Wiedemann testified against Schmidt too. The trial took one day. The next day the judge sentenced Schmidt to 18 months in prison. "This troubled me, but it didn't knock me really low," recalled Schmidt. "I thought, Well, I can sit that out on one buttock. When I get out, I'll still be able to throw, and I'll show them!"
But he was not so jaunty when his parents visited him a week later. Schmidt talked of shooting himself rather than spend more time in a jail cell. His mother wrote him immediately after the visit: "We both are very worried about your psychological condition.... We can only hope that you use your energy to find inner peace to carry you through and bring your personality back to normal."
Schmidt was transferred on Nov. 6 from the UHA to a proper prison in Frankfurt an der Oder, about 50 miles east of Berlin. He was now pale and gaunt. When he left the UHA, they gave him the clothing he had worn on the day of his arrest. The pants slipped down his hips, and the shirt was as loose as a bag. He had lost 20 pounds. At the new prison, Schmidt was given another blue warmup suit, then was taken to meet the warden. He was a hulking fellow with a huge block of a head and an earnest, droopy expression. Schmidt didn't catch his name, so he called him Shultz because of his resemblance to the man who was then U.S. secretary of state, George Shultz.
The warden himself took his famous new boarder on a tour of the prison. First, he showed Schmidt the four-room apartment he would share with the 19 other members of his Strafkompanie (work battalion).
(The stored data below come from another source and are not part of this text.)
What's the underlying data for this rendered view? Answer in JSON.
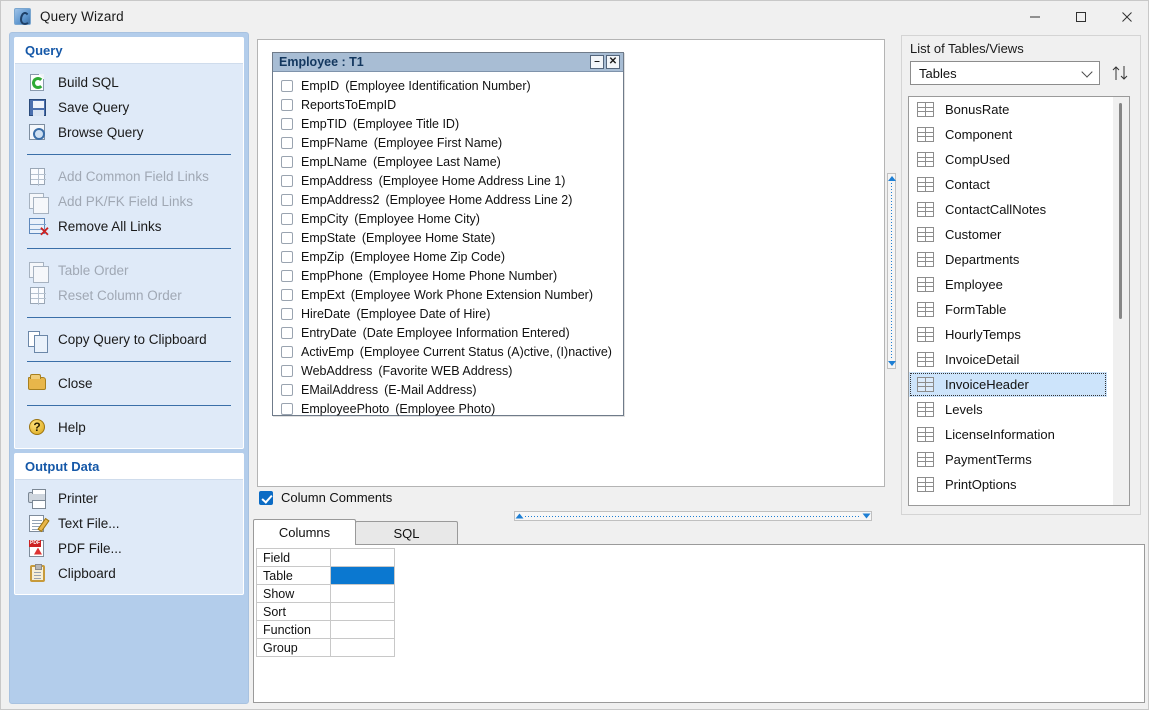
{
  "window": {
    "title": "Query Wizard",
    "icon": "app-icon",
    "controls": {
      "minimize": "–",
      "maximize": "□",
      "close": "✕"
    }
  },
  "sidebar": {
    "groups": [
      {
        "header": "Query",
        "items": [
          {
            "label": "Build SQL",
            "icon": "build-sql-icon",
            "disabled": false
          },
          {
            "label": "Save Query",
            "icon": "save-query-icon",
            "disabled": false
          },
          {
            "label": "Browse Query",
            "icon": "browse-query-icon",
            "disabled": false
          },
          {
            "separator": true
          },
          {
            "label": "Add Common Field Links",
            "icon": "add-common-field-links-icon",
            "disabled": true
          },
          {
            "label": "Add PK/FK Field Links",
            "icon": "add-pkfk-field-links-icon",
            "disabled": true
          },
          {
            "label": "Remove All Links",
            "icon": "remove-all-links-icon",
            "disabled": false
          },
          {
            "separator": true
          },
          {
            "label": "Table Order",
            "icon": "table-order-icon",
            "disabled": true
          },
          {
            "label": "Reset Column Order",
            "icon": "reset-column-order-icon",
            "disabled": true
          },
          {
            "separator": true
          },
          {
            "label": "Copy Query to Clipboard",
            "icon": "copy-query-icon",
            "disabled": false
          },
          {
            "separator": true
          },
          {
            "label": "Close",
            "icon": "close-folder-icon",
            "disabled": false
          },
          {
            "separator": true
          },
          {
            "label": "Help",
            "icon": "help-icon",
            "disabled": false
          }
        ]
      },
      {
        "header": "Output Data",
        "items": [
          {
            "label": "Printer",
            "icon": "printer-icon",
            "disabled": false
          },
          {
            "label": "Text File...",
            "icon": "text-file-icon",
            "disabled": false
          },
          {
            "label": "PDF File...",
            "icon": "pdf-file-icon",
            "disabled": false
          },
          {
            "label": "Clipboard",
            "icon": "clipboard-icon",
            "disabled": false
          }
        ]
      }
    ]
  },
  "design_area": {
    "table_window": {
      "title": "Employee : T1",
      "minimize_label": "–",
      "close_label": "✕",
      "fields": [
        {
          "name": "EmpID",
          "desc": "(Employee Identification Number)",
          "checked": false
        },
        {
          "name": "ReportsToEmpID",
          "desc": "",
          "checked": false
        },
        {
          "name": "EmpTID",
          "desc": "(Employee Title ID)",
          "checked": false
        },
        {
          "name": "EmpFName",
          "desc": "(Employee First Name)",
          "checked": false
        },
        {
          "name": "EmpLName",
          "desc": "(Employee Last Name)",
          "checked": false
        },
        {
          "name": "EmpAddress",
          "desc": "(Employee Home Address Line 1)",
          "checked": false
        },
        {
          "name": "EmpAddress2",
          "desc": "(Employee Home Address Line 2)",
          "checked": false
        },
        {
          "name": "EmpCity",
          "desc": "(Employee Home City)",
          "checked": false
        },
        {
          "name": "EmpState",
          "desc": "(Employee Home State)",
          "checked": false
        },
        {
          "name": "EmpZip",
          "desc": "(Employee Home Zip Code)",
          "checked": false
        },
        {
          "name": "EmpPhone",
          "desc": "(Employee Home Phone Number)",
          "checked": false
        },
        {
          "name": "EmpExt",
          "desc": "(Employee Work Phone Extension Number)",
          "checked": false
        },
        {
          "name": "HireDate",
          "desc": "(Employee Date of Hire)",
          "checked": false
        },
        {
          "name": "EntryDate",
          "desc": "(Date Employee Information Entered)",
          "checked": false
        },
        {
          "name": "ActivEmp",
          "desc": "(Employee Current Status (A)ctive, (I)nactive)",
          "checked": false
        },
        {
          "name": "WebAddress",
          "desc": "(Favorite WEB Address)",
          "checked": false
        },
        {
          "name": "EMailAddress",
          "desc": "(E-Mail Address)",
          "checked": false
        },
        {
          "name": "EmployeePhoto",
          "desc": "(Employee Photo)",
          "checked": false
        }
      ]
    }
  },
  "options": {
    "column_comments_label": "Column Comments",
    "column_comments_checked": true
  },
  "bottom": {
    "tabs": [
      {
        "label": "Columns",
        "active": true
      },
      {
        "label": "SQL",
        "active": false
      }
    ],
    "grid": {
      "row_headers": [
        "Field",
        "Table",
        "Show",
        "Sort",
        "Function",
        "Group"
      ],
      "values": [
        "",
        "",
        "",
        "",
        "",
        ""
      ],
      "selected_row_index": 1,
      "selection_color": "#0b78d0"
    }
  },
  "right_panel": {
    "label": "List of Tables/Views",
    "filter_value": "Tables",
    "sort_button_icon": "sort-arrows-icon",
    "tables": [
      {
        "name": "BonusRate",
        "selected": false
      },
      {
        "name": "Component",
        "selected": false
      },
      {
        "name": "CompUsed",
        "selected": false
      },
      {
        "name": "Contact",
        "selected": false
      },
      {
        "name": "ContactCallNotes",
        "selected": false
      },
      {
        "name": "Customer",
        "selected": false
      },
      {
        "name": "Departments",
        "selected": false
      },
      {
        "name": "Employee",
        "selected": false
      },
      {
        "name": "FormTable",
        "selected": false
      },
      {
        "name": "HourlyTemps",
        "selected": false
      },
      {
        "name": "InvoiceDetail",
        "selected": false
      },
      {
        "name": "InvoiceHeader",
        "selected": true
      },
      {
        "name": "Levels",
        "selected": false
      },
      {
        "name": "LicenseInformation",
        "selected": false
      },
      {
        "name": "PaymentTerms",
        "selected": false
      },
      {
        "name": "PrintOptions",
        "selected": false
      }
    ]
  },
  "colors": {
    "sidebar_bg": "#b3cdeb",
    "group_bg": "#dfeaf8",
    "header_text": "#1558a8",
    "table_title_bg": "#a8bdd4",
    "selection_blue": "#cde4fb",
    "grid_selection": "#0b78d0"
  }
}
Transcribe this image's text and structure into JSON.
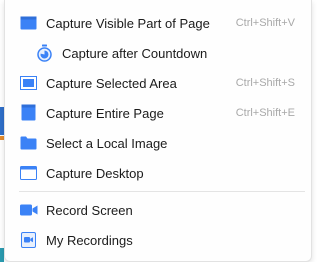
{
  "menu": {
    "items": [
      {
        "label": "Capture Visible Part of Page",
        "shortcut": "Ctrl+Shift+V",
        "icon": "visible-page-icon"
      },
      {
        "label": "Capture after Countdown",
        "shortcut": "",
        "icon": "timer-icon"
      },
      {
        "label": "Capture Selected Area",
        "shortcut": "Ctrl+Shift+S",
        "icon": "selected-area-icon"
      },
      {
        "label": "Capture Entire Page",
        "shortcut": "Ctrl+Shift+E",
        "icon": "entire-page-icon"
      },
      {
        "label": "Select a Local Image",
        "shortcut": "",
        "icon": "folder-icon"
      },
      {
        "label": "Capture Desktop",
        "shortcut": "",
        "icon": "desktop-icon"
      },
      {
        "label": "Record Screen",
        "shortcut": "",
        "icon": "video-camera-icon"
      },
      {
        "label": "My Recordings",
        "shortcut": "",
        "icon": "recordings-icon"
      }
    ]
  },
  "colors": {
    "accent": "#3b82f6",
    "icon_light": "#e8f0fd",
    "text": "#1b1b1b",
    "shortcut": "#a8a8a8"
  }
}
There was a kitchen, two living rooms with TV sets, and a dormitory where all 20 men slept in bunk beds. "The kitchen had a refrigerator and, for some reason, a huge community bread knife, sharp as a razor," Schmidt recalled. "I always worried that someone might go berserk and use it. There was no stove in the kitchen. That, for some reason, was in the bathroom at the other end of the apartment. Sometimes you would enter it and find a man cooking eggs while another man was sitting on the toilet a few feet away."
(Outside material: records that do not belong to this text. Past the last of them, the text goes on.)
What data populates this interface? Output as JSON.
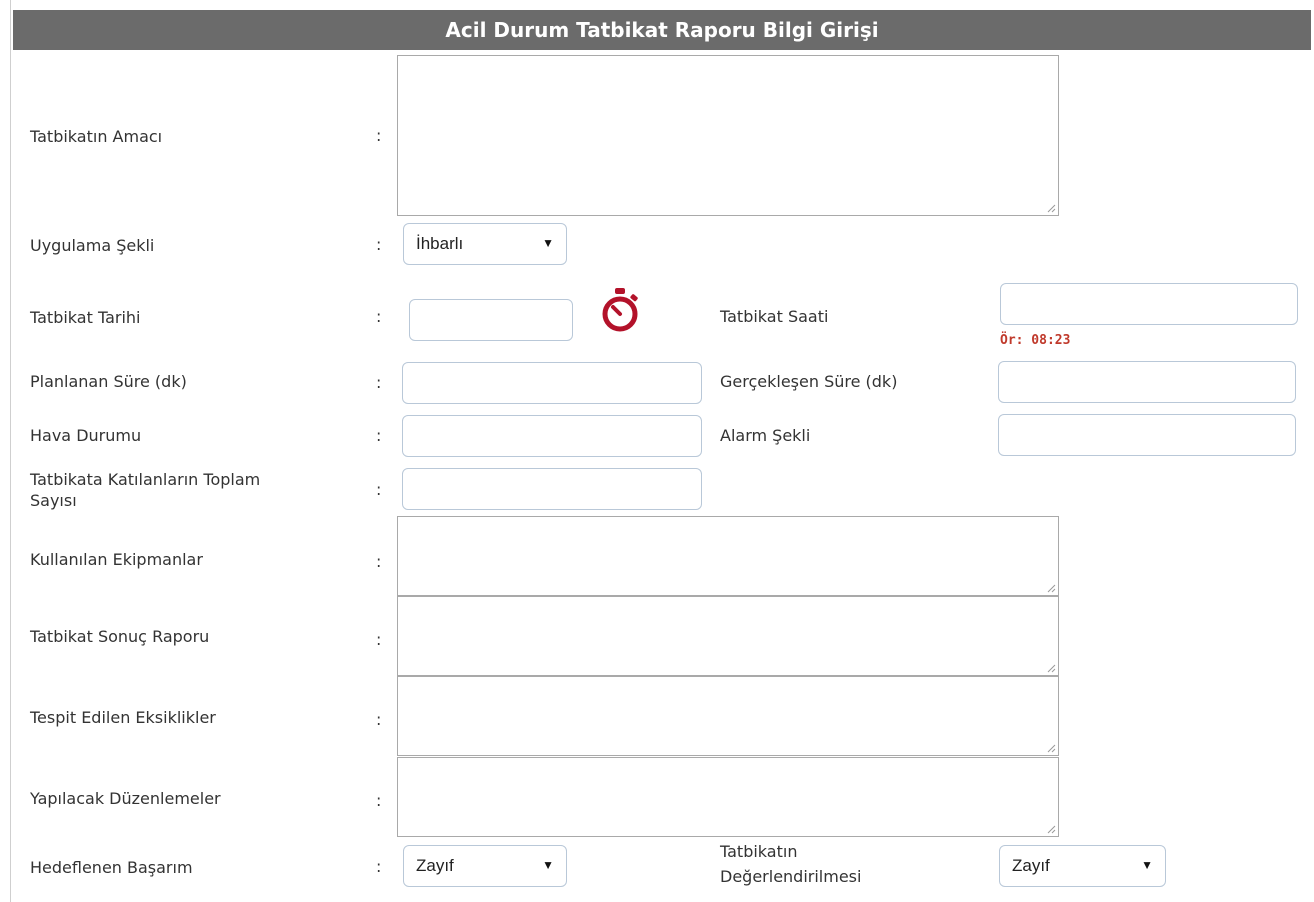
{
  "header": {
    "title": "Acil Durum Tatbikat Raporu Bilgi Girişi"
  },
  "colon": ":",
  "fields": {
    "amac": {
      "label": "Tatbikatın Amacı",
      "value": ""
    },
    "uygulama": {
      "label": "Uygulama Şekli",
      "selected": "İhbarlı"
    },
    "tarih": {
      "label": "Tatbikat Tarihi",
      "value": ""
    },
    "saat": {
      "label": "Tatbikat Saati",
      "value": "",
      "hint": "Ör: 08:23"
    },
    "planlanan": {
      "label": "Planlanan Süre (dk)",
      "value": ""
    },
    "gerceklesen": {
      "label": "Gerçekleşen Süre (dk)",
      "value": ""
    },
    "hava": {
      "label": "Hava Durumu",
      "value": ""
    },
    "alarm": {
      "label": "Alarm Şekli",
      "value": ""
    },
    "katilan": {
      "label_line1": "Tatbikata Katılanların Toplam",
      "label_line2": "Sayısı",
      "value": ""
    },
    "ekipman": {
      "label": "Kullanılan Ekipmanlar",
      "value": ""
    },
    "sonuc": {
      "label": "Tatbikat Sonuç Raporu",
      "value": ""
    },
    "eksik": {
      "label": "Tespit Edilen Eksiklikler",
      "value": ""
    },
    "duzenleme": {
      "label": "Yapılacak Düzenlemeler",
      "value": ""
    },
    "basarim": {
      "label": "Hedeflenen Başarım",
      "selected": "Zayıf"
    },
    "degerlendirme": {
      "label_line1": "Tatbikatın",
      "label_line2": "Değerlendirilmesi",
      "selected": "Zayıf"
    }
  },
  "icons": {
    "timer": "stopwatch-icon",
    "dropdown": "caret-down-icon",
    "resize": "resize-grip-icon"
  },
  "colors": {
    "header_bg": "#6b6b6b",
    "timer": "#b3122a",
    "hint": "#c0392b"
  }
}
During the prison tour, Shultz kept up a confidential running commentary about various prisoners. He pointed to a fat, bald man known as der Gläitte, "the Slick One," and told Schmidt that he was an Asozialer, one of dozens of "antisocials" imprisoned there for refusing to work or for being public nuisances. "Be wary of that one," the warden whispered. Then he pointed out a short, fortyish man with thick spectacles and an onion-shaped nose, whose name was Rainer Zidorn. The warden explained that on the outside Zidorn had been a swindler dealing in hard-to-get apartments, but on the inside he was well connected. "Stick close to this man," said the warden.
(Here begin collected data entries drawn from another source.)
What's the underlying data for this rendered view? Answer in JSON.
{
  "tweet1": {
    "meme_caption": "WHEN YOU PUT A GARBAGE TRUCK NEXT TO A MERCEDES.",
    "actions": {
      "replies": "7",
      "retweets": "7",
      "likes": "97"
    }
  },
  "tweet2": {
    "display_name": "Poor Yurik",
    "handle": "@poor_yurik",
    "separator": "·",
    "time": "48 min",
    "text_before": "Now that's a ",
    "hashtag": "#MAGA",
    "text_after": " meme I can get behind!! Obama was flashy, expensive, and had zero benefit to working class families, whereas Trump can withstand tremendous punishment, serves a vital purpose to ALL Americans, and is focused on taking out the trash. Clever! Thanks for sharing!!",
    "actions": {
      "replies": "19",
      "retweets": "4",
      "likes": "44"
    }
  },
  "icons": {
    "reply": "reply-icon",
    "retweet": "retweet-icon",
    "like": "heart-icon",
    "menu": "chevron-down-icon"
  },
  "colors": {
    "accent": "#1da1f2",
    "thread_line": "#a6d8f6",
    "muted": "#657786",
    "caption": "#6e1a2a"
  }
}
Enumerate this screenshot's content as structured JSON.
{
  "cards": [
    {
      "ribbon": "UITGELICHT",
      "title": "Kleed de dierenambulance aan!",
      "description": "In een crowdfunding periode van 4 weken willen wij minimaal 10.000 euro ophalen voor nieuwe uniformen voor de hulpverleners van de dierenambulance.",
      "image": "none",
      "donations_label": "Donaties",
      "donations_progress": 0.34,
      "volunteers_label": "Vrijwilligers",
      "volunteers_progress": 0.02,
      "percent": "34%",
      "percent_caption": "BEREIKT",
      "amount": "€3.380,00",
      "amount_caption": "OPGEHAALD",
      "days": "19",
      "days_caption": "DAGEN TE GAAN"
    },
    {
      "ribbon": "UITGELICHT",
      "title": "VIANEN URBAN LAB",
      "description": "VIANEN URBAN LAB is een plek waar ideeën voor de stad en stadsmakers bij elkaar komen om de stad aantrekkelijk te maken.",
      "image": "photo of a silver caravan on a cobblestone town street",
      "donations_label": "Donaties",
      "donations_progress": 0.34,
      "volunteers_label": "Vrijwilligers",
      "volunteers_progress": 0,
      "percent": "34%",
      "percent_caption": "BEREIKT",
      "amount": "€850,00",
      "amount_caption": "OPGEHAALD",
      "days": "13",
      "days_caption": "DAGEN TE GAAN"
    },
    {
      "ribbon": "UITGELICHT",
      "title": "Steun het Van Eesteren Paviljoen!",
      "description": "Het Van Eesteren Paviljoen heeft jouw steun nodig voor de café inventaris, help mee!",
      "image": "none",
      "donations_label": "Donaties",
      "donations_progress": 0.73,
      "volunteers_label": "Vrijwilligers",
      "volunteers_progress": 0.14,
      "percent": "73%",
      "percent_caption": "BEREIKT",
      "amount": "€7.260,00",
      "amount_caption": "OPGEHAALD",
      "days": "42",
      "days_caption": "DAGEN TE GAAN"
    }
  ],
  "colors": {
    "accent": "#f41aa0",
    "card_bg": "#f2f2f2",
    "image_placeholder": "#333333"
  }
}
Shultz then showed Schmidt his workplace in the auto service department, known as the KFZ (for Kraftfahrzeugdienst), where prison cars were repaired, painted and washed in a row of garages along one side of the prison wall, which loomed about 20 feet high and had a watchtower at each corner. The warden introduced Schmidt to workers at the KFZ. Otto was a short-tempered, slovenly former policeman who had become a drunk after his wife left him and who had wound up jailed as an Asozialer. Skibbi was a former bus driver who had had an accident in which a couple of passengers were killed. Sosse (from the German word for "sauce") was a very young alcoholic who had run over and killed a pedestrian while driving drank.